Powell tries to fix market’s rationale behind six rate cuts. It doesn’t work.
In one of the more interesting takeaways from the Federal Reserve’s policy update on Wednesday, Chairman Jerome Powell tried to convince traders that their thinking behind as many as six rate cuts this year is flawed. It didn’t work.
On Thursday, traders largely brushed him off.
Fed funds futures continued to trade around levels that mostly indicate the central bank will cut rates in six quarter-point increments by December, which would bring the fed-funds rate target down to 3.75%-4% from a current level of 5.25%-5.5%. Traders even saw a 25.8% chance of more than six cuts in 2024. However, they fell into line with Powell’s guidance on the likely timing of the first move, by pushing that out to May instead of March.
Meanwhile, 10-
BX:TMUBMUSD10Y
and 30-year Treasury yields
BX:TMUBMUSD30Y
finished lower for a fourth straight session. Government debt rallied around expectations for lower inflation, economic weakness, a policy mistake by the Fed, or a combination of all these things.
Read: Markets anticipate threat of Fed ‘policy mistake’ after Powell pushes back on March rate cut
In a nutshell, Powell tried to punch a hole in the market’s thinking behind what’s known as maintenance rate cuts, but it didn’t entirely work.
Maintenance rate cuts are based on the view that the central bank will need to lower interest rates simply because inflation is falling and to keep borrowing costs from becoming too restrictive. This line of reasoning is largely why traders continue to cling to expectations that the central bank will lower rates by more than the three quarter-of-a-percentage-point increments which policymakers have penciled in for 2024.
“He definitely threw cold water on the market’s expectations for as many as six rate cuts this year and wanted to correct those expectations,” said Eric Sterner, chief investment officer at Apollon Wealth Management, which manages around $7 billion from Mount Pleasant, S.C. “This has been going on for two years where he will say something, there will be an initial reaction, and then investors just kind of brush him off. It’s like Groundhog Day, where it keeps happening over and over again.”
“It doesn’t matter if investors are confident that we have inflation beat. What matters is if the Fed thinks it has inflation beat,” said Sterner, who expects policymakers to cut rates in June and by a total of three or four quarter-point moves this year. “The consequences of this are that markets are set up for a repricing, with downside risk to equity markets and the possible need for a downgrade in corporate-earnings estimates for the rest of this year.”
On Thursday, all three major U.S. stock indexes
DJIA
SPX
COMP
closed higher, with the Nasdaq Composite jumping 1.3%, even as the bond market’s rally pointed to lingering concerns about the potential for economic distress.
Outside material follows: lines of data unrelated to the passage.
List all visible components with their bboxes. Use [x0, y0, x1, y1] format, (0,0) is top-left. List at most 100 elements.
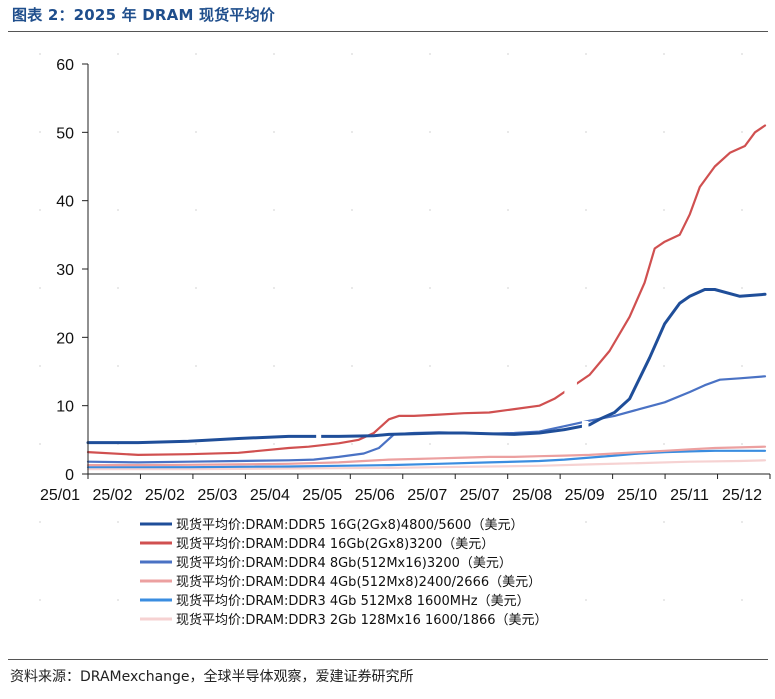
source-rule — [8, 659, 768, 660]
bg-dot — [195, 365, 197, 367]
bg-dot — [507, 209, 509, 211]
figure-title: 图表 2：2025 年 DRAM 现货平均价 — [12, 6, 276, 24]
bg-dot — [507, 521, 509, 523]
bg-dot — [507, 443, 509, 445]
bg-dot — [585, 521, 587, 523]
bg-dot — [39, 209, 41, 211]
legend-label: 现货平均价:DRAM:DDR3 4Gb 512Mx8 1600MHz（美元） — [176, 593, 530, 609]
x-tick-label: 25/09 — [565, 487, 605, 504]
legend-label: 现货平均价:DRAM:DDR5 16G(2Gx8)4800/5600（美元） — [176, 517, 523, 533]
bg-dot — [195, 521, 197, 523]
bg-dot — [585, 287, 587, 289]
x-tick-label: 25/06 — [355, 487, 395, 504]
legend-label: 现货平均价:DRAM:DDR3 2Gb 128Mx16 1600/1866（美元… — [176, 612, 548, 628]
legend: 现货平均价:DRAM:DDR5 16G(2Gx8)4800/5600（美元） 现货… — [140, 517, 548, 628]
bg-dot — [351, 599, 353, 601]
y-tick-label: 30 — [56, 262, 74, 279]
bg-dot — [351, 209, 353, 211]
plot-series — [86, 124, 767, 471]
bg-dot — [39, 287, 41, 289]
y-tick-label: 60 — [56, 57, 74, 74]
bg-dot — [741, 287, 743, 289]
bg-dot — [429, 521, 431, 523]
bg-dot — [585, 443, 587, 445]
bg-dot — [195, 443, 197, 445]
x-axis: 25/01 25/02 25/02 25/03 25/04 25/05 25/06 25/07… — [40, 473, 771, 504]
bg-dot — [273, 287, 275, 289]
x-tick-label: 25/12 — [722, 487, 762, 504]
bg-dot — [117, 131, 119, 133]
bg-dot — [117, 53, 119, 55]
x-tick-label: 25/07 — [407, 487, 447, 504]
legend-label: 现货平均价:DRAM:DDR4 8Gb(512Mx16)3200（美元） — [176, 555, 512, 571]
bg-dot — [351, 443, 353, 445]
y-tick-label: 20 — [56, 330, 74, 347]
bg-dot — [117, 209, 119, 211]
bg-dot — [39, 131, 41, 133]
bg-dot — [429, 131, 431, 133]
bg-dot — [663, 131, 665, 133]
source-note: 资料来源：DRAMexchange，全球半导体观察，爱建证券研究所 — [10, 669, 414, 685]
bg-dot — [507, 599, 509, 601]
bg-dot — [585, 131, 587, 133]
bg-dot — [273, 443, 275, 445]
bg-dot — [585, 209, 587, 211]
bg-dot — [117, 365, 119, 367]
x-tick-label: 25/03 — [197, 487, 237, 504]
bg-dot — [351, 521, 353, 523]
bg-dot — [429, 209, 431, 211]
bg-dot — [741, 443, 743, 445]
x-tick-label: 25/01 — [40, 487, 80, 504]
bg-dot — [195, 287, 197, 289]
bg-dot — [195, 209, 197, 211]
y-tick-label: 10 — [56, 399, 74, 416]
bg-dot — [117, 599, 119, 601]
legend-label: 现货平均价:DRAM:DDR4 16Gb(2Gx8)3200（美元） — [176, 536, 494, 552]
bg-dot — [39, 443, 41, 445]
bg-dot — [273, 521, 275, 523]
y-tick-label: 0 — [65, 467, 74, 484]
bg-dot — [741, 365, 743, 367]
bg-dot — [273, 599, 275, 601]
x-tick-label: 25/02 — [145, 487, 185, 504]
series-line — [86, 459, 767, 471]
bg-dot — [585, 365, 587, 367]
bg-dot — [429, 53, 431, 55]
bg-dot — [195, 599, 197, 601]
bg-dot — [663, 443, 665, 445]
bg-dot — [741, 599, 743, 601]
bg-dot — [741, 209, 743, 211]
bg-dot — [39, 53, 41, 55]
y-tick-label: 50 — [56, 125, 74, 142]
bg-dot — [507, 365, 509, 367]
bg-dot — [39, 599, 41, 601]
series-line — [86, 445, 767, 467]
series-gap — [581, 420, 589, 431]
y-tick-label: 40 — [56, 194, 74, 211]
x-tick-label: 25/05 — [302, 487, 342, 504]
bg-dot — [663, 53, 665, 55]
x-tick-label: 25/11 — [670, 487, 709, 504]
series-line — [86, 124, 767, 456]
bg-dot — [351, 53, 353, 55]
bg-dot — [429, 443, 431, 445]
bg-dot — [585, 599, 587, 601]
bg-dot — [351, 365, 353, 367]
bg-dot — [663, 365, 665, 367]
series-line — [86, 375, 767, 464]
bg-dot — [663, 287, 665, 289]
bg-dot — [741, 131, 743, 133]
background-dot-grid — [39, 53, 743, 601]
bg-dot — [429, 599, 431, 601]
x-tick-label: 25/02 — [92, 487, 132, 504]
x-tick-label: 25/10 — [617, 487, 657, 504]
bg-dot — [507, 53, 509, 55]
series-gap — [316, 432, 322, 441]
bg-dot — [663, 209, 665, 211]
bg-dot — [195, 131, 197, 133]
title-rule — [8, 31, 768, 32]
bg-dot — [429, 365, 431, 367]
bg-dot — [39, 521, 41, 523]
bg-dot — [117, 287, 119, 289]
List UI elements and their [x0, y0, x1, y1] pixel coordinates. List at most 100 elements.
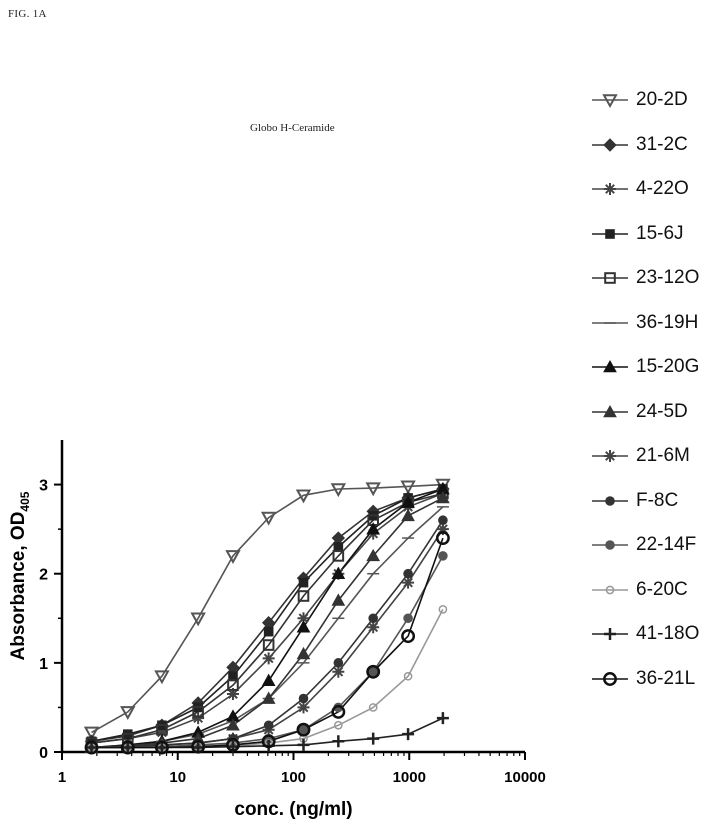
legend-item: F-8C	[590, 479, 725, 524]
data-point-23-12O	[192, 706, 204, 718]
data-point-4-22O	[155, 726, 168, 739]
legend-marker	[604, 272, 616, 285]
data-point-20-2D	[225, 550, 241, 564]
legend-label: 4-22O	[636, 178, 689, 200]
legend-item: 22-14F	[590, 523, 725, 568]
data-point-20-2D	[365, 482, 381, 497]
data-point-6-20C	[438, 605, 448, 614]
legend-marker	[603, 360, 617, 373]
data-point-22-14F	[368, 666, 378, 677]
legend-swatch	[592, 495, 628, 506]
legend-item: 36-21L	[590, 657, 725, 702]
data-point-20-2D	[83, 726, 100, 741]
legend-label: 24-5D	[636, 400, 688, 422]
data-point-F-8C	[403, 568, 413, 579]
legend-swatch	[592, 404, 628, 418]
data-point-24-5D	[366, 548, 381, 562]
data-point-15-6J	[333, 542, 344, 552]
data-point-36-21L	[191, 739, 206, 754]
data-point-21-6M	[332, 665, 345, 678]
data-point-20-2D	[330, 483, 347, 498]
data-point-21-6M	[436, 523, 449, 536]
fit-curve-21-6M	[91, 528, 444, 749]
data-point-24-5D	[401, 508, 415, 522]
legend-marker	[604, 450, 616, 463]
data-point-4-22O	[297, 612, 310, 625]
data-point-15-20G	[366, 522, 381, 535]
data-points	[83, 478, 451, 755]
data-point-15-6J	[228, 671, 238, 682]
y-tick-label: 0	[39, 745, 48, 762]
legend-item: 31-2C	[590, 123, 725, 168]
fit-curves	[91, 483, 444, 749]
x-tick-label: 1	[58, 769, 66, 786]
data-point-6-20C	[403, 671, 413, 681]
data-point-F-8C	[438, 515, 448, 526]
data-point-36-21L	[120, 740, 135, 755]
legend-label: 20-2D	[636, 89, 688, 111]
legend-label: 23-12O	[636, 267, 700, 289]
legend-label: 6-20C	[636, 578, 688, 600]
data-point-36-21L	[226, 737, 240, 752]
chart-title: Globo H-Ceramide	[250, 122, 335, 134]
legend-item: 15-20G	[590, 345, 725, 390]
data-point-22-14F	[438, 551, 448, 561]
legend-swatch	[592, 360, 628, 373]
legend-marker	[603, 138, 617, 152]
data-point-22-14F	[403, 613, 413, 624]
legend-marker	[603, 671, 617, 686]
data-point-20-2D	[295, 489, 312, 504]
figure-label: FIG. 1A	[8, 8, 47, 20]
data-point-23-12O	[227, 679, 239, 691]
x-tick-label: 1000	[393, 769, 426, 786]
data-point-4-22O	[262, 652, 275, 665]
data-point-15-6J	[298, 577, 309, 588]
data-point-21-6M	[297, 701, 310, 714]
legend-swatch	[592, 183, 628, 196]
fit-curve-22-14F	[91, 555, 444, 749]
legend-swatch	[592, 321, 628, 324]
data-point-4-22O	[226, 688, 239, 701]
legend-item: 41-18O	[590, 612, 725, 657]
data-point-36-21L	[296, 722, 311, 737]
data-point-F-8C	[333, 658, 344, 668]
legend-marker	[605, 585, 615, 595]
legend-item: 15-6J	[590, 212, 725, 257]
legend-item: 36-19H	[590, 301, 725, 346]
data-point-23-12O	[332, 550, 345, 562]
data-point-21-6M	[367, 621, 380, 634]
y-tick-label: 1	[39, 656, 48, 673]
legend-item: 6-20C	[590, 568, 725, 613]
data-point-41-18O	[85, 741, 98, 754]
legend-swatch	[592, 138, 628, 152]
data-point-24-5D	[226, 718, 240, 731]
legend-label: 41-18O	[636, 623, 700, 645]
y-axis-label-subscript: 405	[18, 491, 32, 511]
data-point-6-20C	[333, 720, 343, 730]
legend-swatch	[592, 585, 628, 595]
x-tick-label: 100	[281, 769, 306, 786]
data-point-F-8C	[368, 613, 378, 624]
legend-item: 20-2D	[590, 78, 725, 123]
data-point-24-5D	[436, 490, 450, 504]
legend-marker	[604, 183, 616, 196]
data-point-41-18O	[155, 741, 168, 754]
legend-label: 36-19H	[636, 311, 699, 333]
data-point-15-20G	[296, 620, 311, 633]
data-point-36-21L	[401, 629, 416, 644]
data-point-36-21L	[154, 740, 169, 755]
y-tick-label: 2	[39, 567, 48, 584]
legend-label: 15-6J	[636, 222, 684, 244]
fit-curve-20-2D	[91, 483, 443, 734]
legend-label: 22-14F	[636, 534, 697, 556]
data-point-F-8C	[298, 693, 309, 704]
data-point-15-20G	[261, 673, 276, 686]
fit-curve-36-21L	[91, 537, 444, 749]
data-point-23-12O	[297, 590, 310, 602]
data-point-23-12O	[262, 639, 275, 651]
data-point-20-2D	[260, 511, 277, 526]
legend-swatch	[592, 671, 628, 686]
legend-label: 31-2C	[636, 133, 688, 155]
data-point-41-18O	[367, 732, 380, 745]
Worries about regional banks have re-emerged after New York Community Bancorp
NYCB,
reported a surprise loss, sending the company’s shares into a continued decline on Thursday. In addition, this week’s data showed initial jobless claims rose to a three-month high at the end of January, and the private sector created just 107,000 new jobs last month.
Bond traders are also focused on the likelihood that inflation will keep falling, putting them somewhat at odds with policymakers’ fight against sticky price gains. Core PCE inflation, the Fed’s preferred gauge, is comfortably below 2% on a 6-month annualized basis. The concern of traders is that by leaving the fed-funds rate target where it currently is, the inflation-adjusted real rate may end up restricting the economy by too much.
Derek Tang, an economist at Monetary Policy Analytics in Washington, said the market appears to be discounting Powell’s “posturing.” At some point, he added, “the gap with market expectations may become so big that policy makers can’t ignore it.”
“The market is right to have a healthy dose of skepticism about what Powell has said,” Tang said via phone on Thursday. That’s because traders may be “more sensitive to what’s happening under the hood of the economy, where there may be pockets of weakness like banking or the labor market.”
Meanwhile, the central bank seems more worried about upside risks to inflation, as articulated by Powell during his post-meeting press conference on Wednesday. Powell told reporters that the Fed won’t likely be able to “mechanically” adjust policy as inflation comes down. Other officials, like Fed Gov. Christopher Waller, have also pointed out that there’s no need for officials to move as quickly as they have in the past to lower rates.
See also: Fed’s Waller sees interest-rate cuts this year, but nothing ‘rushed’
U.S. economic growth remains strong, judging by last week’s preliminary fourth-quarter GDP reading. And economists expect this Friday’s official jobs report to show the unemployment rate remaining relatively low, at 3.8% for January, with 185,000 new jobs created despite the highest interest rates in more than two decades.
Powell “was a bit unsuccessful in walking back market expectations,” said Dan Eye, chief investment officer of Pennsylvania-based Fort Pitt Capital Group, which manages $5 billion in assets. “We’ve seen a dramatic easing in financial conditions since late October, and that’s not what Fed officials want to see if they are still battling against inflation.”